Kepala Badan Pengelolaan Keuangan dan Aset Daerah (BPKAD) Lombok Barat Baiq Yenni Satria Ekawati menegaskan seluruh hak ASN tetap dibayarkan penuh setelah proses administrasi rampung.
"Keterlambatan gaji terjadi akibat adanya perubahan Struktur Organisasi dan Tata Kerja (SOTK) di sejumlah Organisasi Perangkat Daerah (OPD)," jelas mantan Kepala Dinas Perhubungan Lobar tersebut.
Perubahan tersebut mengharuskan penyesuaian data ASN dalam aplikasi Sistem Pengelolaan ASN (ASNP) yang kini diterapkan secara menyeluruh di Lombok Barat.
“Yang tidak ada perubahan SOTK-nya sedang diproses dulu. Tadi juga ada gangguan di aplikasi, ditambah cuaca yang kurang bersahabat,” ujarnya.
Ia menambahkan, kendala serupa tidak hanya terjadi di Lombok Barat. Bahkan di tingkat provinsi, proses pembayaran gaji ASN juga baru berjalan pada hari yang sama.
Saat ini, BPKAD tengah memprioritaskan pembayaran bagi ASN yang struktur organisasinya tidak berubah.

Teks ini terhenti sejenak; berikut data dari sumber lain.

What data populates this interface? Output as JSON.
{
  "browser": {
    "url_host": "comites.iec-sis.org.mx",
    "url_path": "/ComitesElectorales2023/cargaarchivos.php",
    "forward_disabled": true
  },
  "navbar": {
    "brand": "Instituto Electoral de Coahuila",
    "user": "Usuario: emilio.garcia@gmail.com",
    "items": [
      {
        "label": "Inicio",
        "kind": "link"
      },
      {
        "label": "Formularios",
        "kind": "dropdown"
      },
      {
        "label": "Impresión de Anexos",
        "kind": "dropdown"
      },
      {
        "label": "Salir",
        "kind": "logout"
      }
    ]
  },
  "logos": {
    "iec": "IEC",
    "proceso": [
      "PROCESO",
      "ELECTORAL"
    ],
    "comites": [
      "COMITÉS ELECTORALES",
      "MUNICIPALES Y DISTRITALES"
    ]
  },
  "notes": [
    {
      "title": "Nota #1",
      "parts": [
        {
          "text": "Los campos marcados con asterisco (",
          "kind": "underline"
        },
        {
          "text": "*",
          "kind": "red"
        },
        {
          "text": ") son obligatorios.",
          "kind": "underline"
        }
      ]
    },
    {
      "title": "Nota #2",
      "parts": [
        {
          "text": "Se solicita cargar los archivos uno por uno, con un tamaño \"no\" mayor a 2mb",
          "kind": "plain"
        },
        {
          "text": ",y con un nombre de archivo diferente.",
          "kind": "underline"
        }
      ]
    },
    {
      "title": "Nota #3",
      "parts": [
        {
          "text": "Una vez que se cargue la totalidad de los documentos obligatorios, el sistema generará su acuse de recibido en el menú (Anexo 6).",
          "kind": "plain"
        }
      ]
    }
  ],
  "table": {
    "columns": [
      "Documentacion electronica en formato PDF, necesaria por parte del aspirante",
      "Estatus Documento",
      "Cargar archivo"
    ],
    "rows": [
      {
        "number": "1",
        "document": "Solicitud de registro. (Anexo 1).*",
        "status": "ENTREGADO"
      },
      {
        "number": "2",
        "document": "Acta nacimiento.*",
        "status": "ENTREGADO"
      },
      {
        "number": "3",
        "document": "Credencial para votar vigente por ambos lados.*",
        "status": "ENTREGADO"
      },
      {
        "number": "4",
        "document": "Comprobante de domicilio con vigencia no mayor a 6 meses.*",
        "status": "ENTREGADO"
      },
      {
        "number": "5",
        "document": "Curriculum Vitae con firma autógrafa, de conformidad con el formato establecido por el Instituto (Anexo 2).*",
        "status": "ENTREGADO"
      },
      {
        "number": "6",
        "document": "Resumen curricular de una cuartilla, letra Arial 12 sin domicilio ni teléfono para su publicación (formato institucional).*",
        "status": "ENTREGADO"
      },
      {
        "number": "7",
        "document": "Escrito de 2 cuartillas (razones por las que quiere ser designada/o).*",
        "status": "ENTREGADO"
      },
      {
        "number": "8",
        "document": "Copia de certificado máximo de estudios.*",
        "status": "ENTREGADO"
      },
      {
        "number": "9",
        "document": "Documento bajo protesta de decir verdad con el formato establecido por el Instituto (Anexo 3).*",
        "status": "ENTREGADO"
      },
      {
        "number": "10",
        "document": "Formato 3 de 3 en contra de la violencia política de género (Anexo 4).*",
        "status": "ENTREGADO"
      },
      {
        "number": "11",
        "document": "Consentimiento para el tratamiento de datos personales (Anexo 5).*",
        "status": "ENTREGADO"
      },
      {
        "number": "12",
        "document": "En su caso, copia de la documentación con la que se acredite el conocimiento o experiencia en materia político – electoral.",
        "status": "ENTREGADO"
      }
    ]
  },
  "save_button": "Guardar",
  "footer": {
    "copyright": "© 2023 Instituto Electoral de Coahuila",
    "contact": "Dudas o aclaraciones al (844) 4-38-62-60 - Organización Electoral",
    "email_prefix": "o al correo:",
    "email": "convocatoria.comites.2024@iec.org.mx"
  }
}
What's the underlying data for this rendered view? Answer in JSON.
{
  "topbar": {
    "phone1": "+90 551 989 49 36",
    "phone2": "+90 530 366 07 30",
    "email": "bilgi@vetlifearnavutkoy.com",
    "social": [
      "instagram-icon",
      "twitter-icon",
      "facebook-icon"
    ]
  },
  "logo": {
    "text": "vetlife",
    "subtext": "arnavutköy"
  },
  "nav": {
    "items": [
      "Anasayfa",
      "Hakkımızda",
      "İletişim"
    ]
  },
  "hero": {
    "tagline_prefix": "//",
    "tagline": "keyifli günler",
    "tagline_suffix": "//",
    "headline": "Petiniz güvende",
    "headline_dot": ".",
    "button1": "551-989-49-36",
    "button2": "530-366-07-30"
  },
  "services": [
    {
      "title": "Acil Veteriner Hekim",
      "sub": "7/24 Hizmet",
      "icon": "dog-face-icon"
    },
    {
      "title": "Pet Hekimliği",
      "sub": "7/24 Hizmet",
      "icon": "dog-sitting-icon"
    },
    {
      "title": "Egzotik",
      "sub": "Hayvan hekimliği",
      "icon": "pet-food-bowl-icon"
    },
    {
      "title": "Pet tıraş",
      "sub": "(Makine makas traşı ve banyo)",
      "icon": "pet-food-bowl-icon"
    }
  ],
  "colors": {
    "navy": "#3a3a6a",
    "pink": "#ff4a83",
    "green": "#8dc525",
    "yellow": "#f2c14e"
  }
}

"Ini murni masalah teknis dan administrasi, bukan gaji ditahan. Uangnya ada," tegas Yenni.
Menurutnya, sejak beberapa hari lalu pihaknya sudah melakukan berbagai upaya, termasuk melaporkan kondisi tersebut kepada Bupati Lombok Barat.
Proses input Surat Perintah Pencairan Dana (SP2D) kini terus berjalan karena sistem pembayaran sudah terintegrasi secara online dengan pihak bank.
Terkait besaran anggaran gaji ASN, Yenni mengakui belum menghafal angka pastinya.
Namun ia memastikan kemampuan keuangan daerah sangat mencukupi.
"Jangankan gaji bulanan, untuk TPP ke-13 saja anggarannya ada," katanya. Ia juga memastikan, ASN yang terdampak perubahan SOTK dan menunggu pelantikan tetap akan menerima haknya.
"Begitu dilantik langsung dibayarkan. Kalau pun selesai akhir Januari, tetap akan dirapel. Tidak ada yang dirugikan," jelasnya.
Yenni meminta ASN bersabar dan tidak khawatir. Ia menegaskan, kondisi seperti ini biasanya memang terjadi di awal tahun, terutama saat ada penyesuaian struktur organisasi yang membutuhkan rekomendasi dari pemerintah pusat.
"Kalau normal kan, tanggal 5 sudah dibayarkan. InsyaAllah segera, bulan ini saja yang berbeda karena ada penggabungan OPD,” pungkasnya.